Le tracé de la piste mixte de Dreux (constitué de terre et de bitume basse adhérence) est assez simple pour être assimilé rapidement. Départ, pif paf dans la terre avec option glisse, parabolique, ligne droite, pif paf bitume, grand gauche en appui , pif paf,puis retour.  La présence de terre est amusante et l’idée de jeter une voiture dans un droite-gauche terreux à plus de 80 km/h n’est pas forcément quelque chose de naturel chez moi. Bref, le petit pipi de la peur sera nécessaire (note de GL : tu parles, tu as disparu un quart d’heure !)

On m’appelle, je monte dans la Subaru numéro 11. Casqué, déterminé, le regard sombre tel Steve McQueen dans « Le Mans » (cf. ici), je m’assois dans le baquet.

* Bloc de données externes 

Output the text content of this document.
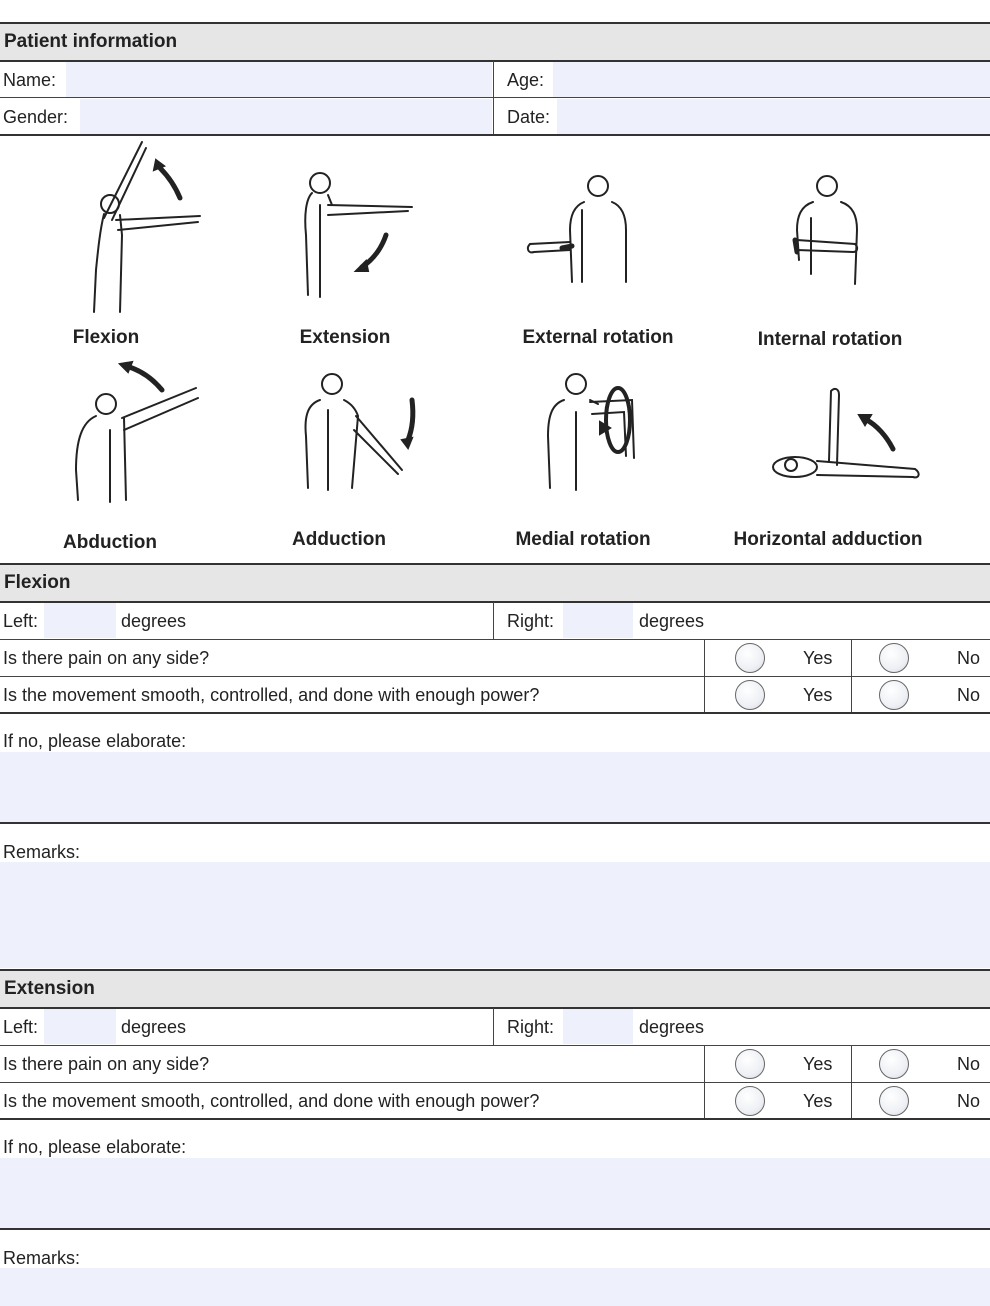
Patient information
Name:	Age:
Gender:	Date:
Flexion	Extension	External rotation	Internal rotation
Abduction	Adduction	Medial rotation	Horizontal adduction
Flexion
Left:	degrees	Right:	degrees
Is there pain on any side?	Yes	No
Is the movement smooth, controlled, and done with enough power?	Yes	No
If no, please elaborate:
Remarks:
Extension
Left:	degrees	Right:	degrees
Is there pain on any side?	Yes	No
Is the movement smooth, controlled, and done with enough power?	Yes	No
If no, please elaborate:
Remarks:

Mon coach se présente. Il s’appelle Chris.

Chris est beau, Chris est tatoué. Chris est diplômé d’état en voiture, moto et plongée. J’ai même le sentiment qu’il est gentil avec les enfants et capable de cuisiner une tarte au citron de la mort qui tue. Chris a le sourire ultrabrite, des bras gros comme mes cuisses mais le pire, au delà de l’immonde constat précédent, c’est qu’en plus, Chris est sympa ! Putain, y’a pas de justice !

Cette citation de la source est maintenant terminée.